Et le genre, au sens des comportements masculins et féminins, existe aussi chez les primates. Le genre est un concept culturel et vous apprenez comment être un homme ou une femme grâce aux autres. Chez les primates, les jeunes femelles apprennent surtout auprès de leur mère, tandis que les jeunes mâles apprennent des mâles adultes. Mais vous avez aussi des mâles plus féminins et des femelles plus masculines. Dans mon livre, je décris par exemple le cas de Donna, une femelle chimpanzé, qui agit comme un mâle et s’identifie probablement comme tel, qui est totalement intégrée dans son groupe.

Il y a donc des différences genrées, mais la question du genre prend moins de place chez les primates. D’une part parce qu’il n’y a pas de questionnements autour de l’identité. Aussi parce que je n’y ai pas repéré de discriminations, tous les comportements et individus y sont acceptés.

Il y a finalement beaucoup plus de points communs que de différences… Pourquoi avez-vous choisi de titrer votre livre « Différents » ?

Parce que ce livre traite des différences entre les hommes et les femmes, même si c’est une question très complexe. La société a aujourd’hui tendance à vouloir éduquer les enfants de manière neutre en termes de genre. Pourtant, je crois que les différences entre hommes et femmes, entre filles et garçons, ont toujours existé et existeront toujours. Bien que vous puissiez élever des enfants de manière neutre en termes de genre jusqu’à un certain âge, lorsque l’adolescence arrive, les intérêts sexuels deviennent plus spécifiques au genre. Il y a bien sûr il y a des humains bisexuels, mais rien à voir avec la société bonobo qui, elle, est entièrement bisexuelle.
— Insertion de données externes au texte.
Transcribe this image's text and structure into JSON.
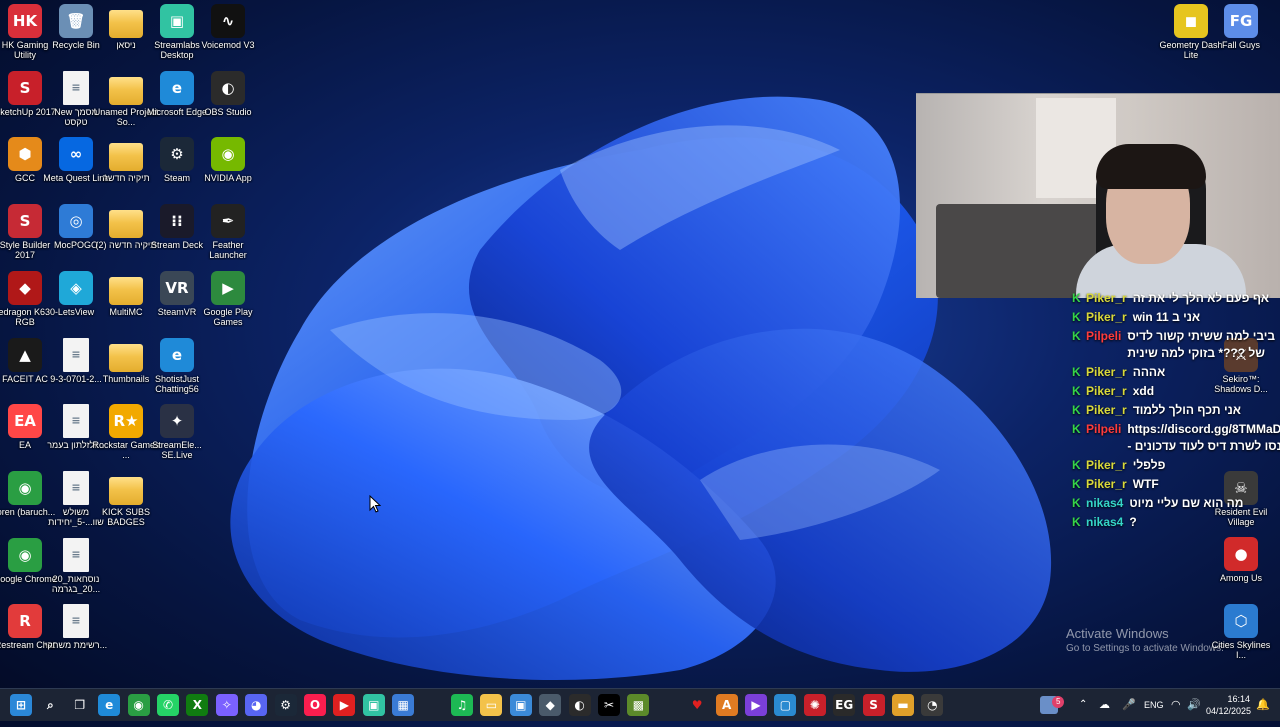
{
  "desktop": {
    "col1": [
      {
        "label": "HK Gaming Utility",
        "icon": "hk-gaming-icon",
        "glyph": "HK",
        "color": "#d92f3a"
      },
      {
        "label": "SketchUp 2017",
        "icon": "sketchup-icon",
        "glyph": "S",
        "color": "#c8202a"
      },
      {
        "label": "GCC",
        "icon": "gcc-icon",
        "glyph": "⬢",
        "color": "#e58a1a"
      },
      {
        "label": "Style Builder 2017",
        "icon": "style-builder-icon",
        "glyph": "S",
        "color": "#c62a35"
      },
      {
        "label": "Redragon K630-RGB",
        "icon": "redragon-icon",
        "glyph": "◆",
        "color": "#b01818"
      },
      {
        "label": "FACEIT AC",
        "icon": "faceit-icon",
        "glyph": "▲",
        "color": "#1a1a1a"
      },
      {
        "label": "EA",
        "icon": "ea-icon",
        "glyph": "EA",
        "color": "#ff4747"
      },
      {
        "label": "loren (baruch...",
        "icon": "chrome-profile-icon",
        "glyph": "◉",
        "color": "#2a9e43"
      },
      {
        "label": "Google Chrome",
        "icon": "chrome-icon",
        "glyph": "◉",
        "color": "#2a9e43"
      },
      {
        "label": "Restream Chat",
        "icon": "restream-icon",
        "glyph": "R",
        "color": "#e23b3b"
      }
    ],
    "col2": [
      {
        "label": "Recycle Bin",
        "icon": "recycle-bin-icon",
        "glyph": "🗑",
        "color": "#6b8fb5"
      },
      {
        "label": "New מסמך טקסט",
        "icon": "text-document-icon",
        "glyph": "≡",
        "color": "doc"
      },
      {
        "label": "Meta Quest Link",
        "icon": "meta-quest-icon",
        "glyph": "∞",
        "color": "#0668e1"
      },
      {
        "label": "MocPOGO",
        "icon": "mocpogo-icon",
        "glyph": "◎",
        "color": "#2e7bd6"
      },
      {
        "label": "LetsView",
        "icon": "letsview-icon",
        "glyph": "◈",
        "color": "#1fa8d8"
      },
      {
        "label": "9-3-0701-2...",
        "icon": "document-icon",
        "glyph": "≡",
        "color": "doc"
      },
      {
        "label": "זלזלתון בעמר...",
        "icon": "document-icon",
        "glyph": "≡",
        "color": "doc"
      },
      {
        "label": "משולש שוו...-5_יחידות",
        "icon": "document-icon",
        "glyph": "≡",
        "color": "doc"
      },
      {
        "label": "20_נוסחאות ...20_בגרמה",
        "icon": "document-icon",
        "glyph": "≡",
        "color": "doc"
      },
      {
        "label": "רשימת משחקי...",
        "icon": "document-icon",
        "glyph": "≡",
        "color": "doc"
      }
    ],
    "col3": [
      {
        "label": "ניסאן",
        "icon": "folder-icon",
        "glyph": "",
        "color": "folder"
      },
      {
        "label": "Unamed Project So...",
        "icon": "folder-icon",
        "glyph": "",
        "color": "folder"
      },
      {
        "label": "תיקיה חדשה",
        "icon": "folder-icon",
        "glyph": "",
        "color": "folder"
      },
      {
        "label": "תיקיה חדשה (2)",
        "icon": "folder-icon",
        "glyph": "",
        "color": "folder"
      },
      {
        "label": "MultiMC",
        "icon": "folder-icon",
        "glyph": "",
        "color": "folder"
      },
      {
        "label": "Thumbnails",
        "icon": "folder-icon",
        "glyph": "",
        "color": "folder"
      },
      {
        "label": "Rockstar Games ...",
        "icon": "rockstar-icon",
        "glyph": "R★",
        "color": "#f2a900"
      },
      {
        "label": "KICK SUBS BADGES",
        "icon": "folder-icon",
        "glyph": "",
        "color": "folder"
      }
    ],
    "col4": [
      {
        "label": "Streamlabs Desktop",
        "icon": "streamlabs-icon",
        "glyph": "▣",
        "color": "#31c3a2"
      },
      {
        "label": "Microsoft Edge",
        "icon": "edge-icon",
        "glyph": "e",
        "color": "#1f8ad8"
      },
      {
        "label": "Steam",
        "icon": "steam-icon",
        "glyph": "⚙",
        "color": "#1b2838"
      },
      {
        "label": "Stream Deck",
        "icon": "stream-deck-icon",
        "glyph": "⁝⁝",
        "color": "#1a1a2a"
      },
      {
        "label": "SteamVR",
        "icon": "steamvr-icon",
        "glyph": "VR",
        "color": "#3a4756"
      },
      {
        "label": "ShotistJust Chatting56",
        "icon": "edge-shortcut-icon",
        "glyph": "e",
        "color": "#1f8ad8"
      },
      {
        "label": "StreamEle... SE.Live",
        "icon": "streamelements-icon",
        "glyph": "✦",
        "color": "#2a3145"
      }
    ],
    "col5": [
      {
        "label": "Voicemod V3",
        "icon": "voicemod-icon",
        "glyph": "∿",
        "color": "#111111"
      },
      {
        "label": "OBS Studio",
        "icon": "obs-icon",
        "glyph": "◐",
        "color": "#2b2b2b"
      },
      {
        "label": "NVIDIA App",
        "icon": "nvidia-icon",
        "glyph": "◉",
        "color": "#76b900"
      },
      {
        "label": "Feather Launcher",
        "icon": "feather-icon",
        "glyph": "✒",
        "color": "#222222"
      },
      {
        "label": "Google Play Games",
        "icon": "google-play-games-icon",
        "glyph": "▶",
        "color": "#2d8a3e"
      }
    ],
    "right": [
      {
        "label": "Geometry Dash Lite",
        "icon": "geometry-dash-icon",
        "glyph": "◼",
        "color": "#e6c51f"
      },
      {
        "label": "Fall Guys",
        "icon": "fall-guys-icon",
        "glyph": "FG",
        "color": "#5d8de8"
      },
      {
        "label": "Sekiro™: Shadows D...",
        "icon": "sekiro-icon",
        "glyph": "⚔",
        "color": "#5a3b2e"
      },
      {
        "label": "Resident Evil Village",
        "icon": "resident-evil-icon",
        "glyph": "☠",
        "color": "#3a3a3a"
      },
      {
        "label": "Among Us",
        "icon": "among-us-icon",
        "glyph": "●",
        "color": "#d12a2a"
      },
      {
        "label": "Cities Skylines I...",
        "icon": "cities-skylines-icon",
        "glyph": "⬡",
        "color": "#2b7bd0"
      }
    ]
  },
  "chat": {
    "lines": [
      {
        "user": "Piker_r",
        "color": "#d9d93a",
        "msg": "אף פעם לא הלך לי את זה",
        "badge": "K"
      },
      {
        "user": "Piker_r",
        "color": "#d9d93a",
        "msg": "win 11 אני ב",
        "badge": "K"
      },
      {
        "user": "Pilpeli",
        "color": "#ff3b3b",
        "msg": "ביבי למה ששיתי קשור לדיס של ???* בזוקי למה שינית",
        "badge": "K"
      },
      {
        "user": "Piker_r",
        "color": "#d9d93a",
        "msg": "אההה",
        "badge": "K"
      },
      {
        "user": "Piker_r",
        "color": "#d9d93a",
        "msg": "xdd",
        "badge": "K"
      },
      {
        "user": "Piker_r",
        "color": "#d9d93a",
        "msg": "אני תכף הולך ללמוד",
        "badge": "K"
      },
      {
        "user": "Pilpeli",
        "color": "#ff3b3b",
        "msg": "https://discord.gg/8TMMaDwx - כנסו לשרת דיס לעוד עדכונים",
        "badge": "K"
      },
      {
        "user": "Piker_r",
        "color": "#d9d93a",
        "msg": "פלפלי",
        "badge": "K"
      },
      {
        "user": "Piker_r",
        "color": "#d9d93a",
        "msg": "WTF",
        "badge": "K"
      },
      {
        "user": "nikas4",
        "color": "#35d6c8",
        "msg": "מה הוא שם עליי מיוט",
        "badge": "K"
      },
      {
        "user": "nikas4",
        "color": "#35d6c8",
        "msg": "?",
        "badge": "K"
      }
    ]
  },
  "watermark": {
    "title": "Activate Windows",
    "subtitle": "Go to Settings to activate Windows."
  },
  "taskbar": {
    "apps": [
      {
        "icon": "windows-start-icon",
        "glyph": "⊞",
        "color": "#2b88d8"
      },
      {
        "icon": "search-icon",
        "glyph": "⌕",
        "color": "transparent"
      },
      {
        "icon": "task-view-icon",
        "glyph": "❐",
        "color": "transparent"
      },
      {
        "icon": "edge-icon",
        "glyph": "e",
        "color": "#1f8ad8"
      },
      {
        "icon": "chrome-icon",
        "glyph": "◉",
        "color": "#2a9e43"
      },
      {
        "icon": "whatsapp-icon",
        "glyph": "✆",
        "color": "#25d366"
      },
      {
        "icon": "xbox-icon",
        "glyph": "X",
        "color": "#107c10"
      },
      {
        "icon": "copilot-icon",
        "glyph": "✧",
        "color": "#7b61ff"
      },
      {
        "icon": "discord-icon",
        "glyph": "◕",
        "color": "#5865f2"
      },
      {
        "icon": "steam-icon",
        "glyph": "⚙",
        "color": "#1b2838"
      },
      {
        "icon": "opera-gx-icon",
        "glyph": "O",
        "color": "#fa1e4e"
      },
      {
        "icon": "youtube-icon",
        "glyph": "▶",
        "color": "#e02020"
      },
      {
        "icon": "streamlabs-icon",
        "glyph": "▣",
        "color": "#31c3a2"
      },
      {
        "icon": "store-icon",
        "glyph": "▦",
        "color": "#3a7bd5"
      },
      {
        "icon": "blank-app-icon",
        "glyph": "",
        "color": "transparent"
      },
      {
        "icon": "spotify-icon",
        "glyph": "♫",
        "color": "#1db954"
      },
      {
        "icon": "file-explorer-icon",
        "glyph": "▭",
        "color": "#f3c24a"
      },
      {
        "icon": "window-app-icon",
        "glyph": "▣",
        "color": "#3b8ad8"
      },
      {
        "icon": "shield-icon",
        "glyph": "◆",
        "color": "#4a5a6a"
      },
      {
        "icon": "obs-icon",
        "glyph": "◐",
        "color": "#2b2b2b"
      },
      {
        "icon": "capcut-icon",
        "glyph": "✂",
        "color": "#000000"
      },
      {
        "icon": "minecraft-icon",
        "glyph": "▩",
        "color": "#5c8a2a"
      },
      {
        "icon": "blank-app-icon",
        "glyph": "",
        "color": "transparent"
      },
      {
        "icon": "heart-app-icon",
        "glyph": "♥",
        "color": "transparent"
      },
      {
        "icon": "app-a-icon",
        "glyph": "A",
        "color": "#e07b22"
      },
      {
        "icon": "clapper-icon",
        "glyph": "▶",
        "color": "#7b3fd8"
      },
      {
        "icon": "app-window-icon",
        "glyph": "▢",
        "color": "#2a8ad0"
      },
      {
        "icon": "hk-gaming-icon",
        "glyph": "✺",
        "color": "#c8202a"
      },
      {
        "icon": "epic-games-icon",
        "glyph": "EG",
        "color": "#2a2a2a"
      },
      {
        "icon": "sketchup-icon",
        "glyph": "S",
        "color": "#c8202a"
      },
      {
        "icon": "wallet-icon",
        "glyph": "▬",
        "color": "#e0a02a"
      },
      {
        "icon": "speedometer-icon",
        "glyph": "◔",
        "color": "#3a3a3a"
      }
    ],
    "tray": {
      "notification_count": "5",
      "language": "ENG",
      "time": "16:14",
      "date": "04/12/2025"
    }
  }
}
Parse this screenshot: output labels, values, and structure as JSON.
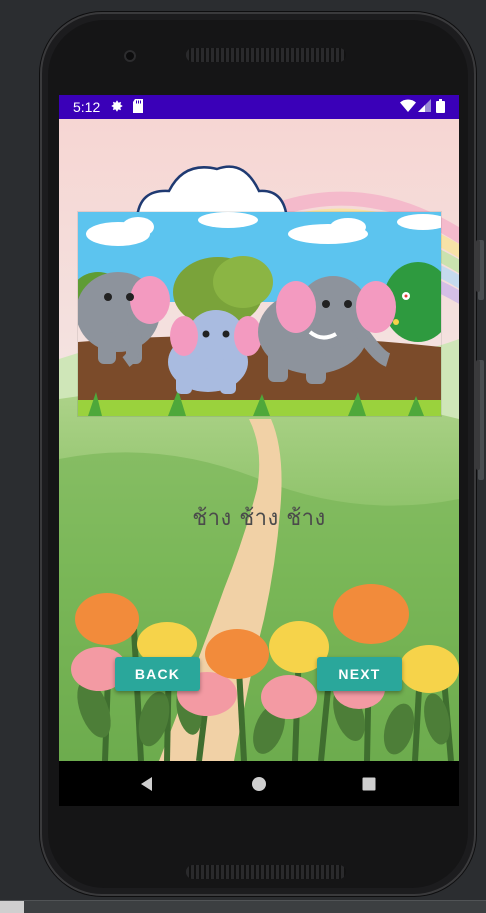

Il existe aussi des différences inhérentes de force physique et d’agressivité entre les hommes et les femmes, que nous voyons dans toutes les sociétés et y compris chez les animaux. Donc, même si l’idée d’élever des enfants de manière neutre en termes de genre est une idée bien intentionnée, elle pourrait ne pas les préparer de manière adéquate à la société adulte. Mieux vaut enseigner aux garçons et aux hommes à gérer leur position dans la société, à être responsables et non violents.

Votre perspective semble mêler biologie et sociologie. Établissez-vous des liens entre ces deux domaines ?

Absolument, la biologie est impliquée dans tout ce que font les êtres humains. Elle ne peut pas être ignorée. En ce qui concerne l’intelligence, par exemple, l’argument selon lequel les hommes sont plus dominants parce qu’ils sont plus intelligents a été réfuté. Le leadership existe également dans les deux sexes chez les primates et les rôles de genre ne sont pas aussi simples que les gens pourraient le penser. C’est donc un problème complexe qui implique à la fois la biologie et la culture.